Najnowsze badania wykazują, że jedna czwarta światowej populacji ma utajoną gruźlicę

Kategorie: 

Źródło: pixabay.com

W krajach bogatych gruźlica jest traktowana, jako widmo przeszłości, ale globalnie gruźlica jest obecnie numerem jeden na liście zabójczych chorób zakaźnych. W 2015 roku z powodu gruźlicy zmarło 1,8 milionów ludzi.

 

Zakażenie pałeczkami powodującymi gruźlicę zazwyczaj nie prowadzi do choroby. Zwykle tylko u 10% osób zakażonych dochodzi do rozwoju choroby, która może nastąpić wiele lat po pierwotnym zakażeniu. Utajone zakażenie jest znacznie bardziej powszechne od choroby i stwierdzono, że posiada je aż jedna czwarta światowej populacji.
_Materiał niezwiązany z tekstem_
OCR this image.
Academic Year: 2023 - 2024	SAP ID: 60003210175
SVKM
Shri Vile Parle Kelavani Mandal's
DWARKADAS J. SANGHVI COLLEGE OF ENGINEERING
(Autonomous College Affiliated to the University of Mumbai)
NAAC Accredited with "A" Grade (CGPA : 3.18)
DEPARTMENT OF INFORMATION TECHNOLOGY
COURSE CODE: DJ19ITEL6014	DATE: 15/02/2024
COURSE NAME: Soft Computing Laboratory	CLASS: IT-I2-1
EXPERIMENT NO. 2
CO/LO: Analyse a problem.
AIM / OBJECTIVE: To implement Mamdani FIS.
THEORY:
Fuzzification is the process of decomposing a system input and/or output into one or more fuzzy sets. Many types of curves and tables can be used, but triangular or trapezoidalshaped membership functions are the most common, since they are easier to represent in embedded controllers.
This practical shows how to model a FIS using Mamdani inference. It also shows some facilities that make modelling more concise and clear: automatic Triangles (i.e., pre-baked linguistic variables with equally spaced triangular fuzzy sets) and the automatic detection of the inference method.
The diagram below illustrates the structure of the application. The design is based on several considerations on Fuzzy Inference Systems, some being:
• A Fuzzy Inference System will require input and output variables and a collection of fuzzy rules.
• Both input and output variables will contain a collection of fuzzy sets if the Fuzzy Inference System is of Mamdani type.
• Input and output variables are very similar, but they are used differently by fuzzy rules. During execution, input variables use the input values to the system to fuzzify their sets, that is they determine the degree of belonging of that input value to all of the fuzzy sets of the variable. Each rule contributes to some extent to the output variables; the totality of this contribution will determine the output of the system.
Większość potencjalnych nosicieli znajduje się w Azji i Afryce, gdzie choroba dotyka zwykle starsze grupy wiekowe, ponieważ występowanie infekcji wzrasta z wiekiem. Mimo to szacuje się, że prawie 100 milionów dzieci może posiadać już utajone zakażenie. Jest to martwiące nie tylko ze względu na los zakażonych ludzi, ale także w perspektywie ciągłych migracji ludności po całym świecie.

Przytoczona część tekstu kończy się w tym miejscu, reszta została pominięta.